Жизнеописание Льва - [30]

Шрифт
Интервал

И вот тут за мной в глубину стеллажей приходит девочка-библиотекарь Марина и говорит, что меня спрашивают. Я как-то сразу понимаю, что это Екатерина Ермолаевна.

Она холодно здоровается со мной.

— У вас здесь есть где недолго побеседовать?

На втором этаже маленькая комнатка для отдыха, с плитой и телевизором. Тем, кто работает давно, в этой комнатке позволены знакомые. Но мне неловко туда ее вести. И мало ли что подумают девочки.

Я беру куртку, она одевается в гардеробе, мы выходим на улицу. Она закуривает, и курит красиво, уверенно.

— Так вы писатель? — опять спрашивает она.

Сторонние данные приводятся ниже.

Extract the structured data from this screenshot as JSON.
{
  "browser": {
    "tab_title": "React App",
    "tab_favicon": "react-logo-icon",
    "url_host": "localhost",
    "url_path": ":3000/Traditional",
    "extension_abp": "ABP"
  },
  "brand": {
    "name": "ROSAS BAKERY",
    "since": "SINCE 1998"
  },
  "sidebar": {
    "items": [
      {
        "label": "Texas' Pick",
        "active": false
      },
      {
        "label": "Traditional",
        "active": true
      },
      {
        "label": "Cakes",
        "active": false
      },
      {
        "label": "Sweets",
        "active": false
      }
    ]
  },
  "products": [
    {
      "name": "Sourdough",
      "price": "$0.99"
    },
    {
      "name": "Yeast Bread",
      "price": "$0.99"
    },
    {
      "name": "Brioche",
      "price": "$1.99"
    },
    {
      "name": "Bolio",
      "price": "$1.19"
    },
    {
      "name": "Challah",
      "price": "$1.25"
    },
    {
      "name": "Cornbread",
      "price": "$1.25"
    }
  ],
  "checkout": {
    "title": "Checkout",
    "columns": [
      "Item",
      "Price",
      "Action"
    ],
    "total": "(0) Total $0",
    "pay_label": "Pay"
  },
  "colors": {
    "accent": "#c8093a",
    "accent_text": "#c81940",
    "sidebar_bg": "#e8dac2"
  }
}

Разрази, в самом деле, гром этого Женю.

— Я делаю некоторые попытки. Личность Сызранцева мне очень интересна.

Да, так неплохо.

Она молча смотрит на меня. Пожалуй, насмешливо. Может, вспоминает, как я пялился. Я не пялился.

— Возможно, у меня есть некоторые материалы о Сызранцеве, — вдруг говорит она.

Вот это неожиданность.

— Да?

— Я из Липецка, Воронеж от нас недалеко. Мой дед учился там в университете и, судя по датам, в одно время с Сызранцевым. От него остались дневники тех времен. Я читала — там упоминается какой-то студент, который пишет интересные стихи. Правда, дед называет его Клим. Но Климент и Клим — это ведь одно и то же?

— Я не знаю. Но да, возможно.

Не забыть уточнить в святцах.

— Вам это пригодится?

— А вы говорили об этом в музее?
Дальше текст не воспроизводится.